My 4 year old LCD consumes 250w (i.e. 1 unit every 4 hours). It's only very modern, typically LED, that a would be less than 150w.

Ironically the old tube TVs were the most energy efficient of all. My old 32 inch was 90w.

maggy_thatcher Registered User
#97

n97 mini said:
My 4 year old LCD consumes 250w (i.e. 1 unit every 4 hours). It's only very modern, typically LED, that a would be less than 150w.

Ironically the old tube TVs were the most energy efficient of all. My old 32 inch was 90w.


The old tube TV's weren't the most energy efficient, they were just smaller. LCD/LED TVs are more efficient than tubes on a size-for-size basis.

Anyway - my point is that in the summer time especially, it's certainly not out there to consume less than 2 units a day - little/no lighting costs, generally less TV watching, etc. Add a summer holiday into the mix where power consumption drops to near zero, and you could easily drop to an average of less than 2 units, and then get penalized for it.

What I find bizarre about the whole thing is that if you consume 122 units you pay the high rate (assuming a usual 61-day billing period), but if you pay 123 units you pay the low rate - essentially you are being "paid" to use that extra unit of electricity.

n97 mini Registered User
#98

maggy_thatcher said:
The old tube TV's weren't the most energy efficient, they were just smaller.

Size obviously has an effect on the overall consumption, but my 40" LCD consumes almost 3 times what my 32" CRT did, but it is not almost 3 times the size, no matter what way you measure it.

maggy_thatcher said:
LCD/LED TVs are more efficient than tubes on a size-for-size basis.

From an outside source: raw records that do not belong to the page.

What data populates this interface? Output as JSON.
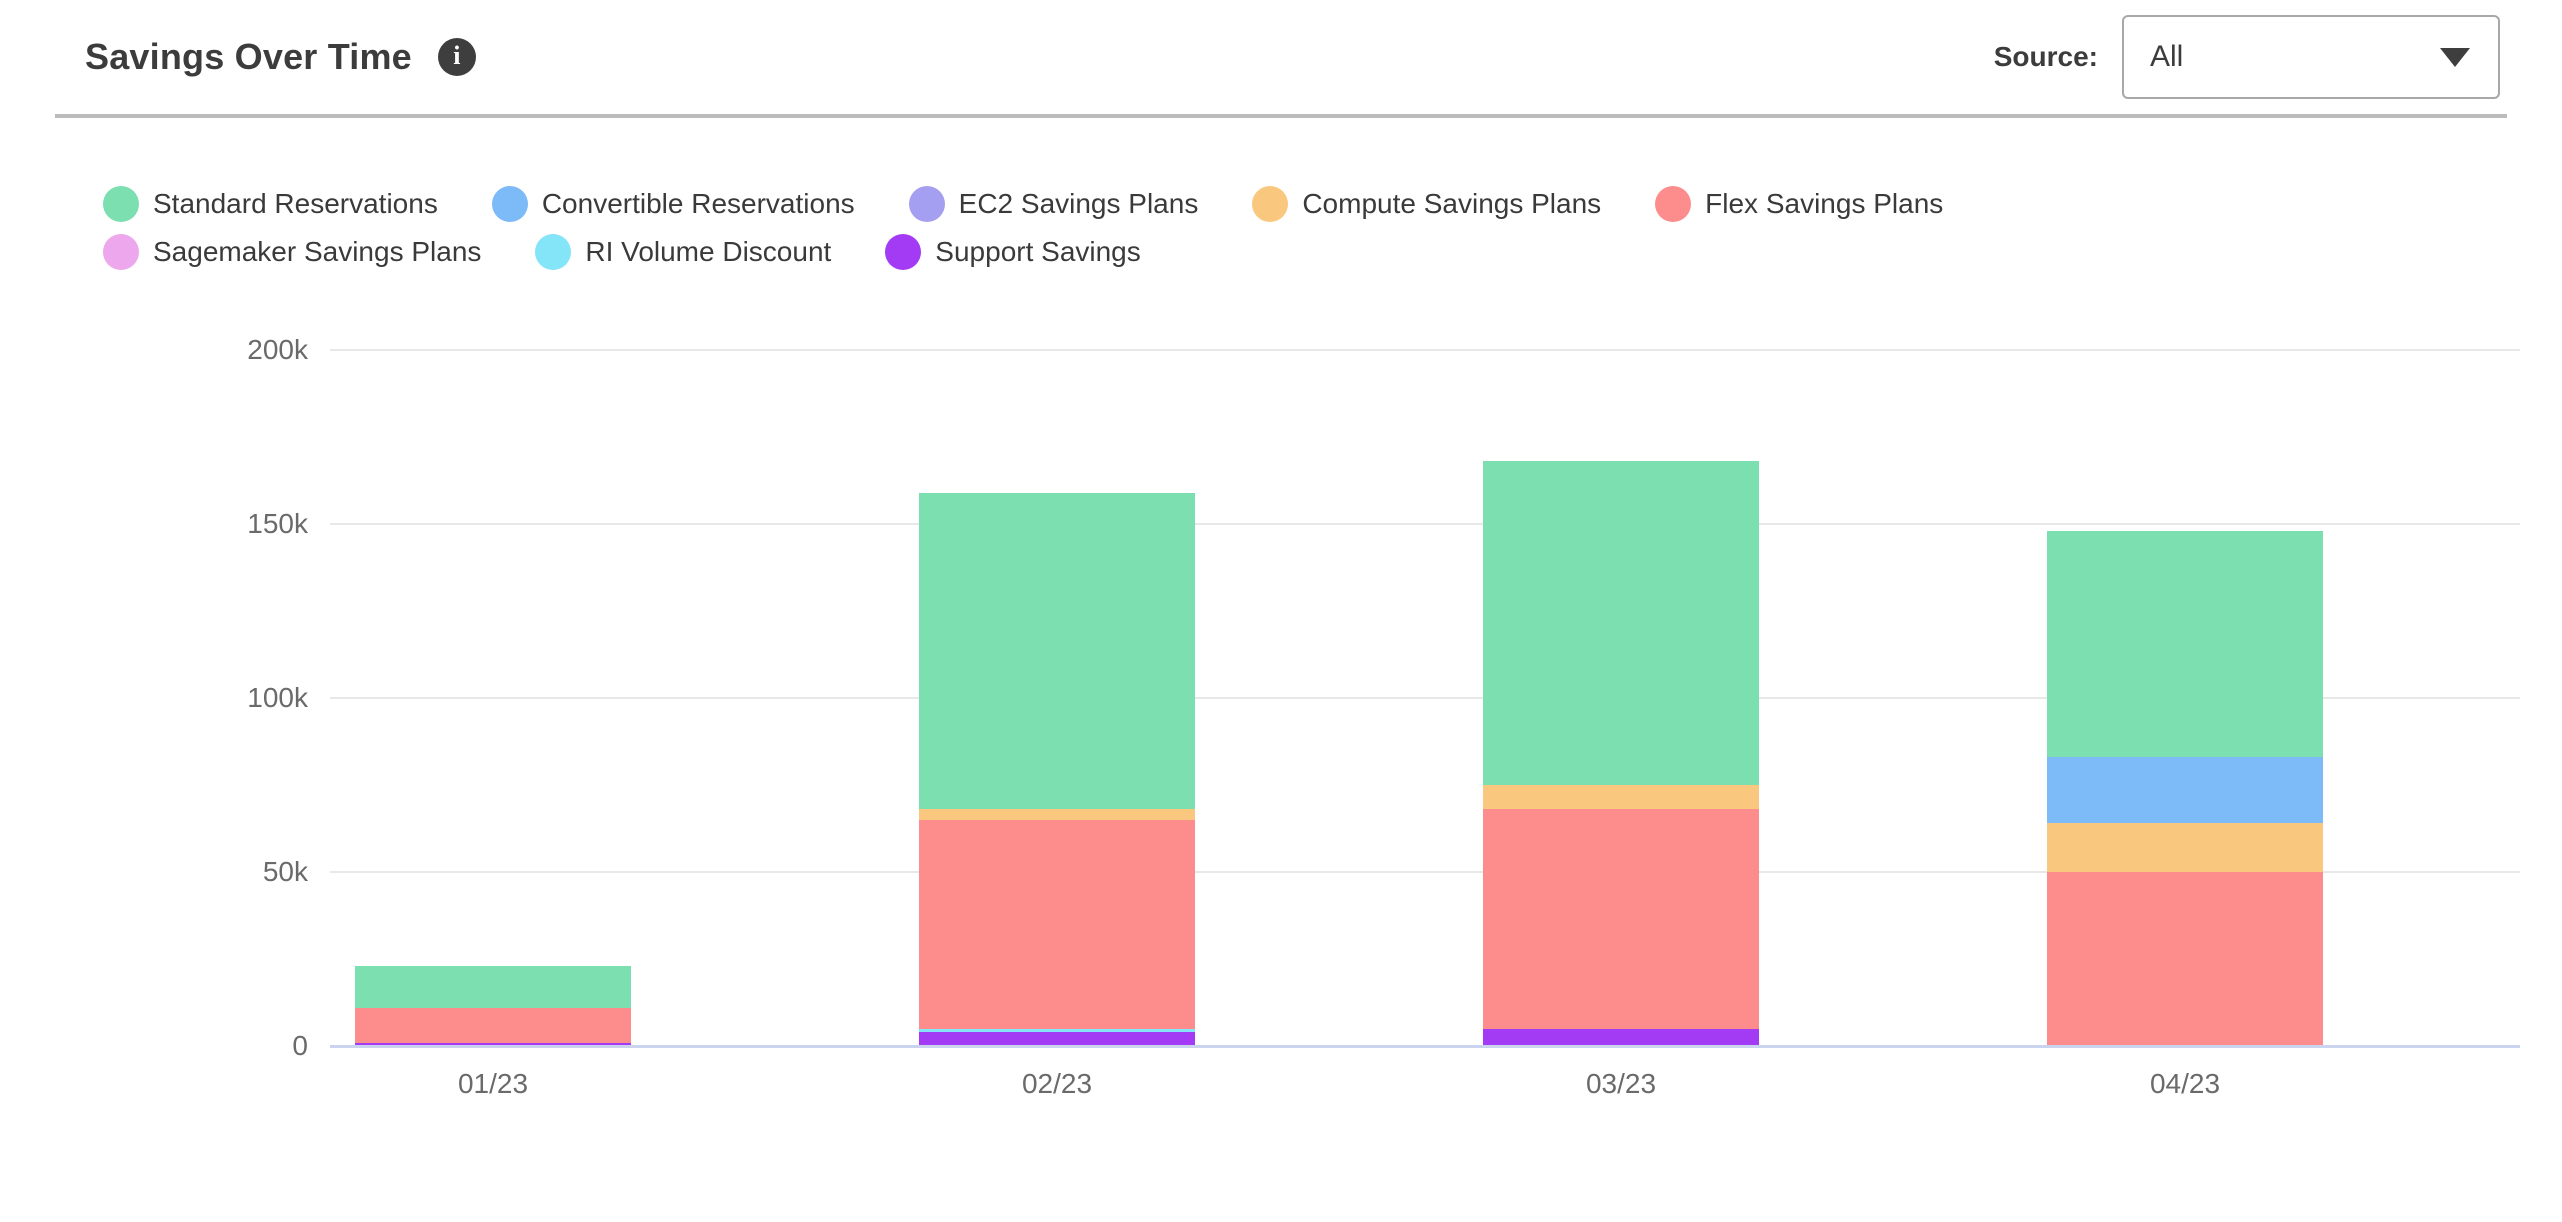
{
  "header": {
    "title": "Savings Over Time",
    "source_label": "Source:",
    "source_value": "All"
  },
  "legend": [
    {
      "label": "Standard Reservations",
      "color": "#7cdfaf"
    },
    {
      "label": "Convertible Reservations",
      "color": "#7dbaf8"
    },
    {
      "label": "EC2 Savings Plans",
      "color": "#a59ff2"
    },
    {
      "label": "Compute Savings Plans",
      "color": "#f9c77d"
    },
    {
      "label": "Flex Savings Plans",
      "color": "#fd8d8d"
    },
    {
      "label": "Sagemaker Savings Plans",
      "color": "#eda7ed"
    },
    {
      "label": "RI Volume Discount",
      "color": "#85e5f8"
    },
    {
      "label": "Support Savings",
      "color": "#a43bf4"
    }
  ],
  "chart_data": {
    "type": "bar",
    "stacked": true,
    "title": "Savings Over Time",
    "categories": [
      "01/23",
      "02/23",
      "03/23",
      "04/23"
    ],
    "series": [
      {
        "name": "Standard Reservations",
        "color": "#7cdfaf",
        "values": [
          12000,
          91000,
          93000,
          65000
        ]
      },
      {
        "name": "Convertible Reservations",
        "color": "#7dbaf8",
        "values": [
          0,
          0,
          0,
          19000
        ]
      },
      {
        "name": "EC2 Savings Plans",
        "color": "#a59ff2",
        "values": [
          0,
          0,
          0,
          0
        ]
      },
      {
        "name": "Compute Savings Plans",
        "color": "#f9c77d",
        "values": [
          0,
          3000,
          7000,
          14000
        ]
      },
      {
        "name": "Flex Savings Plans",
        "color": "#fd8d8d",
        "values": [
          10000,
          60000,
          63000,
          50000
        ]
      },
      {
        "name": "Sagemaker Savings Plans",
        "color": "#eda7ed",
        "values": [
          0,
          0,
          0,
          0
        ]
      },
      {
        "name": "RI Volume Discount",
        "color": "#85e5f8",
        "values": [
          0,
          1000,
          0,
          0
        ]
      },
      {
        "name": "Support Savings",
        "color": "#a43bf4",
        "values": [
          1000,
          4000,
          5000,
          0
        ]
      }
    ],
    "stack_order_bottom_to_top": [
      "Support Savings",
      "RI Volume Discount",
      "Sagemaker Savings Plans",
      "Flex Savings Plans",
      "Compute Savings Plans",
      "EC2 Savings Plans",
      "Convertible Reservations",
      "Standard Reservations"
    ],
    "y_ticks": [
      {
        "label": "200k",
        "value": 200000
      },
      {
        "label": "150k",
        "value": 150000
      },
      {
        "label": "100k",
        "value": 100000
      },
      {
        "label": "50k",
        "value": 50000
      },
      {
        "label": "0",
        "value": 0
      }
    ],
    "ylim": [
      0,
      200000
    ],
    "grid": true,
    "legend_position": "top"
  },
  "colors": {
    "grid_line": "#e8e8e8",
    "axis_base_line": "#cad4ef",
    "tick_text": "#6a6a6a",
    "title_text": "#3c3c3c",
    "divider": "#bcbcbc"
  }
}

You shouldn't be grouping LCD and LED TVs together. LED is considerably more efficient than LCD.

#99

Sorry to drag up an old thread but how do they work out four 60W bulbs on for three hours a day is equal to two units?

4 x 60W = 240W
240W x 3hours = 720W

720W = 0.72 kWhr

parsi Banned
#100

View said:
That though is incorrect.

Given the current economic crisis, there are people working abroad for much of the month with their "main homes" (as they'd see it) in Ireland. Their reward for not sitting around on the dole costing the tax-payer money will be to get a nice "Welcome Home" bill from Electric Ireland.


Worryingly if they switch to Airtricity they'll get hit by an across-the-board increase in standing charges in order to cushion Airtricity's profits from the effects of bad debts.